I don't think this is true. It's nice, but not required. A lot depends on the context.I was not talking about developing an interest, I was pointing out that even to play with a crystal radio one needs to understand the very fundamental concepts of series connections and parallel connections. That is totally different from understanding the inner workings of components.
There are lots of kits out there for all kinds of things that can be put together without knowing anything about any concepts whatsoever. The kit may or may not try to teach anything about those concepts. A crystal radio kit aimed at a five year old is probably going to be pretty light on anything resembling theory and what it does have is probably going to be so handwavy as to be all but useless at anything other than the most superficial level. They aren't going to be expected to know or learn anything about series and parallel connections.

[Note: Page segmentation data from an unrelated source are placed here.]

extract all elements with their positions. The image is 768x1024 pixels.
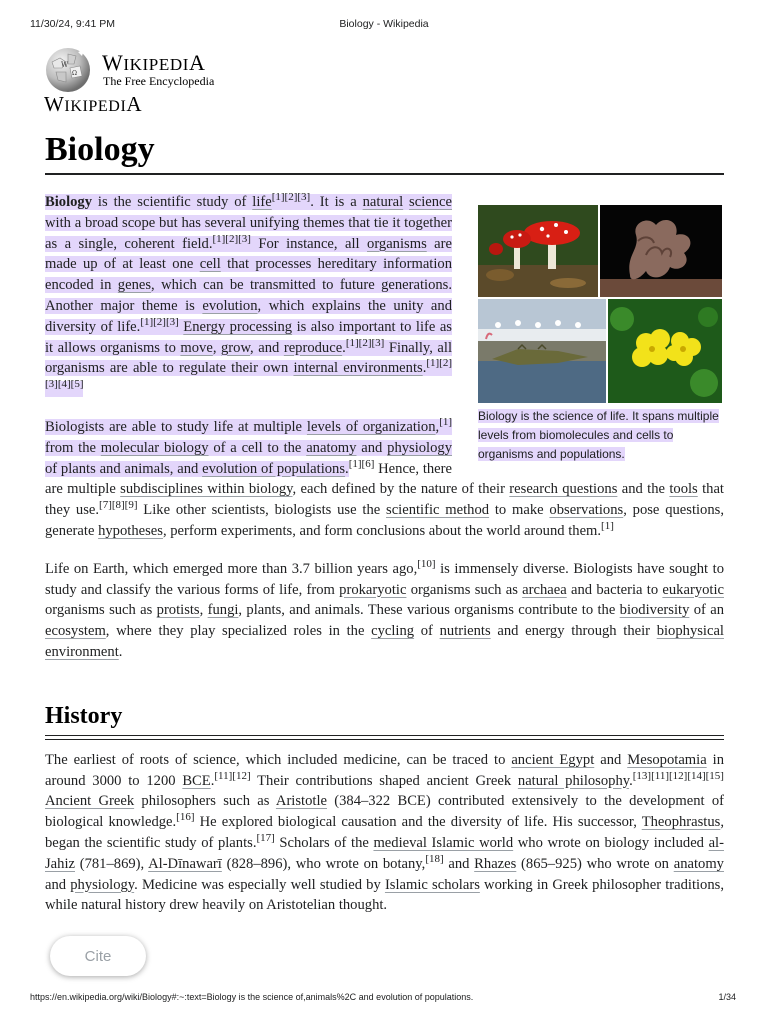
link-observations[interactable]: observations (549, 502, 624, 519)
cite-button[interactable]: Cite (50, 936, 146, 976)
link-levels-of-organization[interactable]: levels of organization (306, 418, 436, 435)
figure-caption: Biology is the science of life. It spans multiple levels from biomolecules and cells to organisms and populations. (478, 409, 719, 461)
link-grow[interactable]: grow (221, 339, 251, 356)
link-mesopotamia[interactable]: Mesopotamia (627, 751, 707, 768)
print-title: Biology - Wikipedia (339, 18, 429, 30)
link-natural-science-2[interactable]: science (409, 194, 452, 210)
print-footer (0, 992, 768, 1006)
link-research-questions[interactable]: research questions (509, 481, 618, 498)
section-divider (45, 735, 724, 740)
link-reproduce[interactable]: reproduce (283, 339, 343, 356)
link-move[interactable]: move (180, 339, 213, 356)
wikipedia-logo[interactable] (44, 46, 244, 118)
wikipedia-tagline: The Free Encyclopedia (103, 74, 215, 88)
brown-seaweed-image (600, 205, 722, 297)
link-cycling[interactable]: cycling (371, 623, 415, 640)
crocodile-and-birds-image (478, 299, 606, 403)
link-scientific-method[interactable]: scientific method (386, 502, 490, 519)
ref-1-2-3[interactable]: [1][2][3] (345, 336, 385, 349)
page-number: 1/34 (718, 992, 736, 1002)
link-cell[interactable]: cell (199, 256, 221, 273)
ref-13-15[interactable]: [13][11][12][14][15] (632, 769, 724, 782)
svg-text:W: W (61, 61, 69, 69)
svg-text:Ω: Ω (72, 70, 77, 77)
infobox-figure (478, 205, 722, 464)
link-tools[interactable]: tools (669, 481, 698, 498)
print-date: 11/30/24, 9:41 PM (30, 18, 116, 30)
link-islamic-scholars[interactable]: Islamic scholars (384, 876, 480, 893)
print-url: https://en.wikipedia.org/wiki/Biology#:~:text=Biology is the science of,animals%2C and evolution of populations. (30, 992, 474, 1002)
ref-1-6[interactable]: [1][6] (348, 457, 375, 470)
link-rhazes[interactable]: Rhazes (474, 855, 517, 872)
lead-paragraph-3: Life on Earth, which emerged more than 3.7 billion years ago,[10] is immensely diverse. Biologists have sought to study and classify the various forms of life, from prokaryotic organisms such as archaea and bacteria to eukaryotic organisms such as protists, fungi, plants, and animals. These various organisms contribute to the biodiversity of an ecosystem, where they play specialized roles in the cycling of nutrients and energy through their biophysical environment. (45, 557, 724, 660)
wikipedia-wordmark-secondary: WIKIPEDIA (44, 92, 143, 116)
link-nutrients[interactable]: nutrients (439, 623, 491, 640)
ref-10[interactable]: [10] (417, 557, 436, 570)
print-header (0, 18, 768, 34)
ref-18[interactable]: [18] (425, 852, 444, 865)
link-physiology[interactable]: physiology (387, 439, 453, 456)
link-evolution[interactable]: evolution (202, 297, 258, 314)
link-prokaryotic[interactable]: prokaryotic (339, 581, 407, 598)
yellow-wood-sorrel-flowers-image (608, 299, 722, 403)
link-subdisciplines[interactable]: subdisciplines within biology (120, 481, 293, 498)
link-theophrastus[interactable]: Theophrastus (641, 814, 721, 831)
link-anatomy[interactable]: anatomy (306, 439, 357, 456)
history-paragraph: The earliest of roots of science, which included medicine, can be traced to ancient Egypt and Mesopotamia in around 3000 to 1200 BCE.[11][12] Their contributions shaped ancient Greek natural philosophy.[13][11][12][14][15] Ancient Greek philosophers such as Aristotle (384–322 BCE) contributed extensively to the development of biological knowledge.[16] He explored biological causation and the diversity of life. His successor, Theophrastus, began the scientific study of plants.[17] Scholars of the medieval Islamic world who wrote on biology included al-Jahiz (781–869), Al-Dīnawarī (828–896), who wrote on botany,[18] and Rhazes (865–925) who wrote on anatomy and physiology. Medicine was especially well studied by Islamic scholars working in Greek philosopher traditions, while natural history drew heavily on Aristotelian thought. (45, 751, 724, 914)
link-ancient-egypt[interactable]: ancient Egypt (511, 751, 595, 768)
link-protists[interactable]: protists (156, 602, 200, 619)
section-heading-history: History (45, 702, 123, 729)
page-title: Biology (45, 131, 155, 168)
link-natural-philosophy[interactable]: natural philosophy (517, 772, 630, 789)
link-ancient-greek[interactable]: Ancient Greek (45, 793, 135, 810)
link-biophysical-environment[interactable]: biophysical environment (45, 623, 724, 660)
link-life[interactable]: life (252, 194, 272, 210)
ref-1-2-3[interactable]: [1][2][3] (140, 315, 179, 328)
ref-1-2-3[interactable]: [1][2][3] (271, 191, 311, 203)
fly-agaric-mushroom-image (478, 205, 598, 297)
lead-paragraph-1: Biology is the scientific study of life[1][2][3]. It is a natural science with a broad scope but has several unifying themes that tie it together as a single, coherent field.[1][2][3] For instance, all organisms are made up of at least one cell that processes hereditary information encoded in genes, which can be transmitted to future generations. Another major theme is evolution, which explains the unity and diversity of life.[1][2][3] Energy processing is also important to life as it allows organisms to move, grow, and reproduce.[1][2][3] Finally, all organisms are able to regulate their own internal environments.[1][2][3][4][5] (45, 192, 724, 400)
ref-1-5[interactable]: [1][2][3][4][5] (45, 357, 452, 391)
link-molecular-biology[interactable]: molecular biology (100, 439, 209, 456)
ref-17[interactable]: [17] (256, 831, 275, 844)
figure-image-grid[interactable] (478, 205, 722, 403)
wikipedia-globe-icon (44, 46, 92, 94)
ref-1[interactable]: [1] (439, 415, 453, 428)
link-al-dinawari[interactable]: Al-Dīnawarī (148, 855, 222, 872)
link-medieval-islamic-world[interactable]: medieval Islamic world (373, 834, 514, 851)
article-body (45, 192, 724, 933)
ref-1[interactable]: [1] (601, 519, 614, 532)
link-ecosystem[interactable]: ecosystem (45, 623, 106, 640)
lead-paragraph-2: Biologists are able to study life at multiple levels of organization,[1] from the molecular biology of a cell to the anatomy and physiology of plants and animals, and evolution of populations.[1][6] Hence, there are multiple subdisciplines within biology, each defined by the nature of their research questions and the tools that they use.[7][8][9] Like other scientists, biologists use the scientific method to make observations, pose questions, generate hypotheses, perform experiments, and form conclusions about the world around them.[1] (45, 415, 724, 539)
link-anatomy-history[interactable]: anatomy (673, 855, 724, 872)
link-al-jahiz[interactable]: al-Jahiz (45, 834, 724, 872)
ref-1-2-3[interactable]: [1][2][3] (212, 232, 251, 245)
title-divider (45, 173, 724, 175)
link-energy-processing[interactable]: Energy processing (183, 318, 293, 335)
link-hypotheses[interactable]: hypotheses (98, 522, 163, 539)
link-genes[interactable]: genes (117, 277, 152, 294)
link-evolution-of-populations[interactable]: evolution of populations (202, 460, 346, 477)
ref-7-8-9[interactable]: [7][8][9] (99, 499, 138, 512)
ref-16[interactable]: [16] (176, 811, 195, 824)
link-physiology-history[interactable]: physiology (70, 876, 135, 893)
link-bce[interactable]: BCE (182, 772, 211, 789)
link-internal-environments[interactable]: internal environments (293, 360, 423, 377)
ref-11-12[interactable]: [11][12] (214, 769, 251, 782)
link-organisms[interactable]: organisms (367, 235, 427, 252)
link-eukaryotic[interactable]: eukaryotic (662, 581, 724, 598)
link-biodiversity[interactable]: biodiversity (619, 602, 690, 619)
link-fungi[interactable]: fungi (207, 602, 239, 619)
link-natural-science[interactable]: natural (362, 194, 404, 210)
link-archaea[interactable]: archaea (522, 581, 567, 598)
link-aristotle[interactable]: Aristotle (275, 793, 327, 810)
wikipedia-wordmark: WIKIPEDIA (102, 50, 206, 75)
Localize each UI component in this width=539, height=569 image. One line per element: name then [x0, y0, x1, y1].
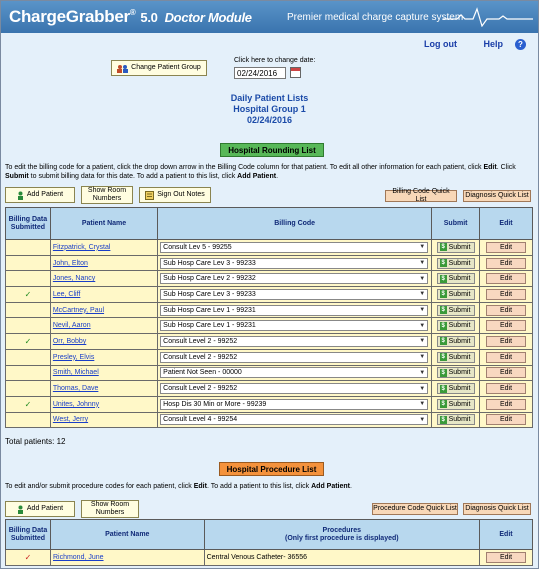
table-row	[6, 318, 533, 334]
submit-label: Submit	[448, 275, 471, 283]
edit-button[interactable]: Edit	[486, 352, 526, 363]
add-patient-button[interactable]: Add Patient	[5, 187, 75, 203]
table-row	[6, 381, 533, 397]
dollar-icon: $	[441, 244, 445, 251]
chevron-down-icon: ▼	[419, 354, 426, 361]
patient-name-link[interactable]: Lee, Cliff	[50, 287, 157, 303]
rounding-instructions: To edit the billing code for a patient, click the drop down arrow in the Billing Code column for that patient. To edit all other information for each patient, click Edit. Click Submit to submit billing data for this date. To add a patient to this list, click Add Patient.	[5, 164, 516, 180]
col-header-procedures: Procedures (Only first procedure is displayed)	[204, 520, 479, 550]
edit-button[interactable]: Edit	[486, 242, 526, 253]
brand-logo: ChargeGrabber® 5.0 Doctor Module	[9, 7, 252, 26]
top-links	[412, 39, 526, 50]
add-person-icon	[17, 505, 24, 514]
edit-cell	[480, 381, 533, 397]
patient-name-link[interactable]: Unites, Johnny	[50, 396, 157, 412]
change-patient-group-button[interactable]: Change Patient Group	[111, 60, 207, 76]
billing-submitted-check	[6, 381, 51, 397]
submit-label: Submit	[448, 369, 471, 377]
chevron-down-icon: ▼	[419, 307, 426, 314]
col-header-patient-name: Patient Name	[50, 520, 204, 550]
submit-button[interactable]	[437, 273, 475, 284]
col-header-edit: Edit	[480, 208, 533, 240]
submit-label: Submit	[448, 322, 471, 330]
submit-label: Submit	[448, 353, 471, 361]
billing-code-cell	[158, 396, 432, 412]
billing-code-cell	[158, 287, 432, 303]
submit-button[interactable]	[437, 258, 475, 269]
edit-button[interactable]: Edit	[486, 367, 526, 378]
dollar-icon: $	[441, 322, 445, 329]
chevron-down-icon: ▼	[419, 385, 426, 392]
submit-cell	[432, 365, 480, 381]
billing-code-cell	[158, 302, 432, 318]
edit-cell	[480, 334, 533, 350]
logout-link[interactable]: Log out	[423, 39, 457, 49]
submit-button[interactable]	[437, 383, 475, 394]
submit-label: Submit	[448, 306, 471, 314]
submit-cell	[432, 349, 480, 365]
diagnosis-quick-list-procedure-button[interactable]: Diagnosis Quick List	[463, 503, 531, 515]
billing-code-value: Sub Hosp Care Lev 1 - 99231	[163, 306, 256, 314]
add-patient-procedure-button[interactable]: Add Patient	[5, 501, 75, 517]
billing-code-select[interactable]	[160, 258, 428, 269]
billing-code-select[interactable]	[160, 352, 428, 363]
billing-submitted-check	[6, 240, 51, 256]
submit-cell	[432, 271, 480, 287]
billing-submitted-check	[6, 412, 51, 428]
procedure-instructions: To edit and/or submit procedure codes for each patient, click Edit. To add a patient to this list, click Add Patient.	[5, 483, 352, 490]
billing-code-select[interactable]	[160, 273, 428, 284]
edit-button[interactable]: Edit	[486, 414, 526, 425]
tagline: Premier medical charge capture system	[287, 12, 464, 23]
edit-cell	[480, 349, 533, 365]
billing-code-cell	[158, 381, 432, 397]
procedure-table	[5, 519, 533, 566]
edit-button[interactable]: Edit	[486, 273, 526, 284]
submit-label: Submit	[448, 337, 471, 345]
date-input[interactable]: 02/24/2016	[234, 67, 286, 79]
date-label: Click here to change date:	[234, 57, 316, 64]
col-header-billing-submitted: Billing Data Submitted	[6, 208, 51, 240]
billing-submitted-check	[6, 318, 51, 334]
chevron-down-icon: ▼	[419, 291, 426, 298]
submit-button[interactable]	[437, 399, 475, 410]
edit-cell	[480, 318, 533, 334]
table-row	[6, 287, 533, 303]
heartbeat-icon	[443, 7, 533, 27]
billing-code-select[interactable]	[160, 383, 428, 394]
table-row	[6, 365, 533, 381]
procedure-code-quick-list-button[interactable]: Procedure Code Quick List	[372, 503, 458, 515]
billing-code-value: Sub Hosp Care Lev 2 - 99232	[163, 275, 256, 283]
billing-code-select[interactable]	[160, 336, 428, 347]
billing-code-cell	[158, 334, 432, 350]
billing-code-select[interactable]	[160, 367, 428, 378]
edit-button[interactable]: Edit	[486, 258, 526, 269]
submit-button[interactable]	[437, 305, 475, 316]
table-row	[6, 349, 533, 365]
billing-submitted-check	[6, 365, 51, 381]
col-header-billing-code: Billing Code	[158, 208, 432, 240]
people-icon	[117, 64, 128, 73]
submit-cell	[432, 255, 480, 271]
edit-button[interactable]: Edit	[486, 383, 526, 394]
submit-button[interactable]	[437, 320, 475, 331]
billing-code-value: Consult Level 2 - 99252	[163, 385, 238, 393]
submit-cell	[432, 334, 480, 350]
main-content	[1, 33, 538, 568]
dollar-icon: $	[441, 354, 445, 361]
billing-code-value: Sub Hosp Care Lev 3 - 99233	[163, 259, 256, 267]
table-row	[6, 550, 533, 566]
chevron-down-icon: ▼	[419, 260, 426, 267]
edit-cell	[480, 550, 533, 566]
billing-submitted-check: ✓	[6, 396, 51, 412]
chevron-down-icon: ▼	[419, 244, 426, 251]
edit-cell	[480, 412, 533, 428]
dollar-icon: $	[441, 416, 445, 423]
table-row	[6, 334, 533, 350]
submit-label: Submit	[448, 290, 471, 298]
billing-submitted-check	[6, 302, 51, 318]
submit-cell	[432, 318, 480, 334]
table-row	[6, 302, 533, 318]
edit-cell	[480, 255, 533, 271]
submit-label: Submit	[448, 400, 471, 408]
dollar-icon: $	[441, 338, 445, 345]
billing-code-value: Consult Level 4 - 99254	[163, 416, 238, 424]
chevron-down-icon: ▼	[419, 401, 426, 408]
submit-button[interactable]	[437, 352, 475, 363]
edit-button[interactable]: Edit	[486, 336, 526, 347]
edit-button[interactable]: Edit	[486, 552, 526, 563]
billing-code-select[interactable]	[160, 320, 428, 331]
calendar-icon[interactable]	[290, 67, 301, 78]
billing-code-select[interactable]	[160, 305, 428, 316]
submit-button[interactable]	[437, 289, 475, 300]
edit-button[interactable]: Edit	[486, 289, 526, 300]
dollar-icon: $	[441, 385, 445, 392]
dollar-icon: $	[441, 275, 445, 282]
patient-name-link[interactable]: Fitzpatrick, Crystal	[50, 240, 157, 256]
chevron-down-icon: ▼	[419, 416, 426, 423]
patient-name-link[interactable]: McCartney, Paul	[50, 302, 157, 318]
chevron-down-icon: ▼	[419, 369, 426, 376]
submit-label: Submit	[448, 416, 471, 424]
chevron-down-icon: ▼	[419, 322, 426, 329]
submit-cell	[432, 287, 480, 303]
dollar-icon: $	[441, 369, 445, 376]
table-row	[6, 412, 533, 428]
patient-name-link[interactable]: Richmond, June	[50, 550, 204, 566]
patient-name-link[interactable]: Thomas, Dave	[50, 381, 157, 397]
billing-code-cell	[158, 349, 432, 365]
dollar-icon: $	[441, 307, 445, 314]
dollar-icon: $	[441, 291, 445, 298]
submit-button[interactable]	[437, 242, 475, 253]
col-header-billing-submitted: Billing Data Submitted	[6, 520, 51, 550]
billing-code-select[interactable]	[160, 242, 428, 253]
table-row	[6, 255, 533, 271]
billing-code-value: Consult Lev 5 - 99255	[163, 243, 232, 251]
billing-submitted-check: ✓	[6, 334, 51, 350]
billing-code-select[interactable]	[160, 289, 428, 300]
col-header-patient-name: Patient Name	[50, 208, 157, 240]
dollar-icon: $	[441, 260, 445, 267]
billing-submitted-check	[6, 255, 51, 271]
billing-submitted-check: ✓	[6, 287, 51, 303]
edit-button[interactable]: Edit	[486, 305, 526, 316]
billing-code-value: Sub Hosp Care Lev 1 - 99231	[163, 322, 256, 330]
patient-name-link[interactable]: Orr, Bobby	[50, 334, 157, 350]
billing-code-cell	[158, 412, 432, 428]
patient-name-link[interactable]: Jones, Nancy	[50, 271, 157, 287]
chevron-down-icon: ▼	[419, 338, 426, 345]
submit-button[interactable]	[437, 336, 475, 347]
procedure-list-banner: Hospital Procedure List	[219, 462, 324, 476]
submit-cell	[432, 381, 480, 397]
show-room-numbers-button[interactable]: Show Room Numbers	[81, 186, 133, 204]
billing-code-cell	[158, 365, 432, 381]
billing-submitted-check	[6, 349, 51, 365]
edit-button[interactable]: Edit	[486, 399, 526, 410]
edit-cell	[480, 396, 533, 412]
submit-cell	[432, 240, 480, 256]
billing-code-cell	[158, 255, 432, 271]
billing-code-value: Consult Level 2 - 99252	[163, 353, 238, 361]
notes-icon	[145, 191, 154, 200]
submit-button[interactable]	[437, 367, 475, 378]
rounding-list-banner: Hospital Rounding List	[220, 143, 324, 157]
page-title: Daily Patient Lists Hospital Group 1 02/24/2016	[230, 93, 309, 125]
patient-name-link[interactable]: Presley, Elvis	[50, 349, 157, 365]
col-header-submit: Submit	[432, 208, 480, 240]
table-row	[6, 271, 533, 287]
chevron-down-icon: ▼	[419, 275, 426, 282]
total-patients: Total patients: 12	[5, 437, 66, 446]
dollar-icon: $	[441, 401, 445, 408]
sign-out-notes-button[interactable]: Sign Out Notes	[139, 187, 211, 203]
edit-cell	[480, 240, 533, 256]
submit-button[interactable]	[437, 414, 475, 425]
billing-code-value: Hosp Dis 30 Min or More - 99239	[163, 400, 267, 408]
help-icon: ?	[515, 39, 526, 50]
submit-cell	[432, 302, 480, 318]
patient-name-link[interactable]: John, Elton	[50, 255, 157, 271]
table-row	[6, 396, 533, 412]
submit-label: Submit	[448, 385, 471, 393]
billing-code-quick-list-button[interactable]: Billing Code Quick List	[385, 190, 457, 202]
patient-name-link[interactable]: Nevil, Aaron	[50, 318, 157, 334]
billing-code-cell	[158, 318, 432, 334]
submit-label: Submit	[448, 243, 471, 251]
edit-cell	[480, 302, 533, 318]
submit-label: Submit	[448, 259, 471, 267]
rounding-table	[5, 207, 533, 428]
procedure-cell: Central Venous Catheter- 36556	[204, 550, 479, 566]
billing-code-cell	[158, 271, 432, 287]
edit-cell	[480, 287, 533, 303]
billing-code-value: Consult Level 2 - 99252	[163, 337, 238, 345]
edit-cell	[480, 365, 533, 381]
billing-code-select[interactable]	[160, 399, 428, 410]
billing-code-value: Patient Not Seen - 00000	[163, 369, 242, 377]
table-row	[6, 240, 533, 256]
col-header-edit: Edit	[480, 520, 533, 550]
patient-name-link[interactable]: West, Jerry	[50, 412, 157, 428]
submit-cell	[432, 396, 480, 412]
app-header	[1, 1, 538, 33]
add-person-icon	[17, 191, 24, 200]
help-link[interactable]: Help ?	[471, 39, 526, 49]
billing-code-select[interactable]	[160, 414, 428, 425]
billing-code-value: Sub Hosp Care Lev 3 - 99233	[163, 290, 256, 298]
billing-submitted-check	[6, 271, 51, 287]
patient-name-link[interactable]: Smith, Michael	[50, 365, 157, 381]
billing-submitted-check: ✓	[6, 550, 51, 566]
submit-cell	[432, 412, 480, 428]
edit-cell	[480, 271, 533, 287]
show-room-numbers-procedure-button[interactable]: Show Room Numbers	[81, 500, 139, 518]
billing-code-cell	[158, 240, 432, 256]
diagnosis-quick-list-button[interactable]: Diagnosis Quick List	[463, 190, 531, 202]
edit-button[interactable]: Edit	[486, 320, 526, 331]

A couple years ago I bought my daughter one of those kits to make an aluminum air battery using a soda can and pencil lead to power a little calculator for a few minutes. The description of what was happening was extremely thin on substance. But she was nine or ten at the time and it was enough just to see her eyes light up at having built a battery that powered something. I doubt she learned a thing about chemistry or electronics or circuits or anything, but when she starts seeing some of that stuff in school, she will already have a partial skeleton upon which to start hanging the meat.
The Radio Shack 65-in-1 electronics kit that got me started down the electronics road tried to teach you a bit about each of the circuits you built and I doubt I grasped more than a couple percent of it at the time (I was nine or so). I was able to wire up most of the projects according to the wiring diagram (and start making some correlation to the schematic that accompanied it, but a lot of it made no sense, too) and get most of them doing what they claimed they could do. But most of those circuits were still all-but-magic. But the magic was cool. And seeing that I could build something that worked and did neat things using components that could be hooked up other ways to do completely different neat things was life altering in many ways -- it only barely developed an interest in electronics (that wouldn't start to sprout for another five or six years), but it changed how I looked at things in general. Now something wasn't just a collection of parts that was cool to tear apart to try to figure out how it worked and attempt to put it back together and get it to work again, but now everything was a collection of parts that could be used for all kinds of other things that were completely unrelated to the original purpose. I already had some of that naturally, but that kit made me consciously aware of it and now I expressly looked at things that way (much to the very mixed pleasure of my father).